The Acoustics Research Group has successfully demonstrated a crucial component known as a recurrent operator, a technology commonly utilized in recurrent neural networks. This operator enables the connection of multiple computational steps, giving each individual calculation step a context.
In simpler terms, the arrangement of words in a sentence can significantly impact its meaning. For instance, the sentences “She decided to research the challenge.” and “She decided to challenge the research.” use the same words but convey different meanings due to the distinct contexts created.
Implemented by the orders of the words, a typical fully-connected neural network on a computer encounters issues in capturing context as it needs access to memory. To address this challenge, neural networks have been enhanced with recurrent operations that allow for internal memory and the capturing of contextual information.
While these recurrent neural networks are easy to implement digitally, their implementation in optics is challenging and has previously relied on artificial cavities for memory provision.
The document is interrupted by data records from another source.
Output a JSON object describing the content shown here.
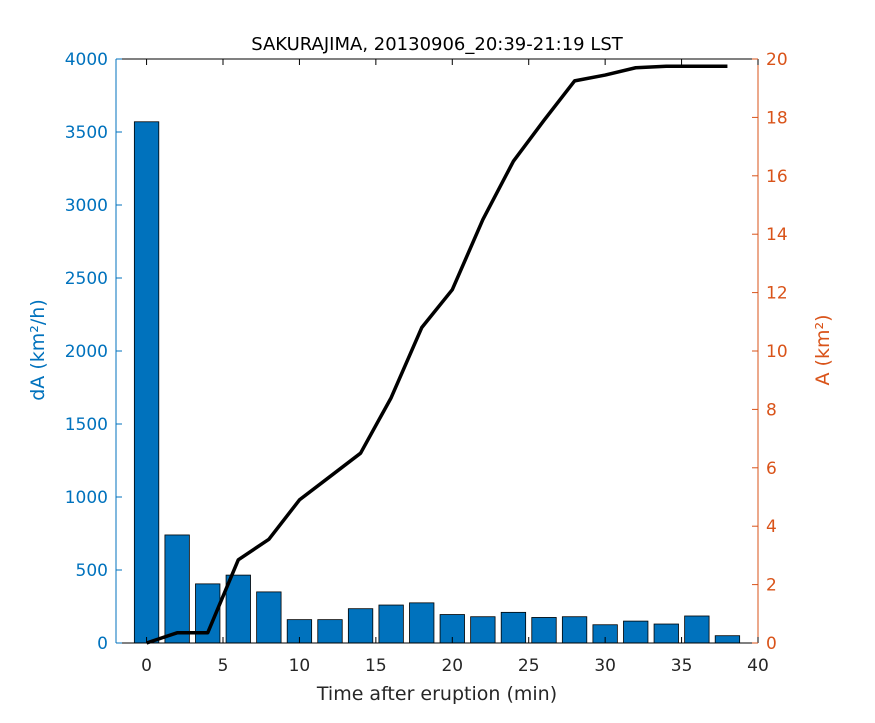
{
  "colors": {
    "left_axis": "#0072BD",
    "right_axis": "#D95319",
    "bars": "#0072BD",
    "line": "#000000",
    "axes": "#000000"
  },
  "chart_data": {
    "type": "bar",
    "title": "SAKURAJIMA, 20130906_20:39-21:19 LST",
    "xlabel": "Time after eruption (min)",
    "ylabel_left": "dA (km²/h)",
    "ylabel_right": "A (km²)",
    "xlim": [
      -2,
      40
    ],
    "ylim_left": [
      0,
      4000
    ],
    "ylim_right": [
      0,
      20
    ],
    "x_ticks": [
      0,
      5,
      10,
      15,
      20,
      25,
      30,
      35,
      40
    ],
    "y_ticks_left": [
      0,
      500,
      1000,
      1500,
      2000,
      2500,
      3000,
      3500,
      4000
    ],
    "y_ticks_right": [
      0,
      2,
      4,
      6,
      8,
      10,
      12,
      14,
      16,
      18,
      20
    ],
    "grid": false,
    "series": [
      {
        "type": "bar",
        "axis": "left",
        "x": [
          0,
          2,
          4,
          6,
          8,
          10,
          12,
          14,
          16,
          18,
          20,
          22,
          24,
          26,
          28,
          30,
          32,
          34,
          36,
          38
        ],
        "values": [
          3570,
          740,
          405,
          465,
          350,
          160,
          160,
          235,
          260,
          275,
          195,
          180,
          210,
          175,
          180,
          125,
          150,
          130,
          185,
          50
        ]
      },
      {
        "type": "line",
        "axis": "right",
        "x": [
          0,
          2,
          4,
          6,
          8,
          10,
          12,
          14,
          16,
          18,
          20,
          22,
          24,
          26,
          28,
          30,
          32,
          34,
          36,
          38
        ],
        "values": [
          0.0,
          0.35,
          0.35,
          2.85,
          3.55,
          4.9,
          5.7,
          6.5,
          8.4,
          10.8,
          12.1,
          14.5,
          16.5,
          17.9,
          19.25,
          19.45,
          19.7,
          19.75,
          19.75,
          19.75
        ]
      }
    ]
  }
}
The researchers have now utilized sound waves to implement.The development of a recurring operator has led to the creation of the Optoacoustic REcurrent Operator (OREO), which utilizes the natural properties of an optical waveguide, eliminating the need for artificial reservoirs or new structures. OREO allows for complete optical control, enabling the optoacoustic computer to be programmed on a pulse-by-pulse basis. For example, researchers have successfully implemented a recurring dropout optically for the first time, a regulation technique previously only used to enhance the performance of digital recurring neural networks. OREO has successfully distinguished up to 27 different patterns, showcasing its capabilities.The OREO’s all-optical control is a highly effective feature, particularly its ability to program the system on a pulse-by-pulse basis, which adds several new possibilities. Steven Becker, a doctoral student in the Stiller Lab, is enthusiastic about the disruptive potential of using sound waves for photonic machine learning and is eager to see how the field will advance in the future. This technology could lead to a new type of optical neuromorphic computing that can be reconfigured spontaneously, allowing for large-scale in-memory computing.The use of photonic machine learning has the potential to greatly improve the processing of information and make operations more energy-efficient, especially when combined with acoustic waves. Dr. Birgit Stiller believes that this approach could be an all-optically-controlled and easy-to-operate tool-kit for parallel processing of information. This method can also benefit on-chip implementations of optical neural networks in telecommunication networks. The implementation is possible in photonic waveguides without the need for additional electronic controls. The journal reference for this information is Steven Becker, Dirk Englund, Birgit Stiller’s work on “An optoacoustic field-programmable.”Perceptron for recurrent neural networks. The study was published in Nature Communications in 2024, volume 15, issue 1. The DOI for the article is 10.1038/s41467-024-47053-6.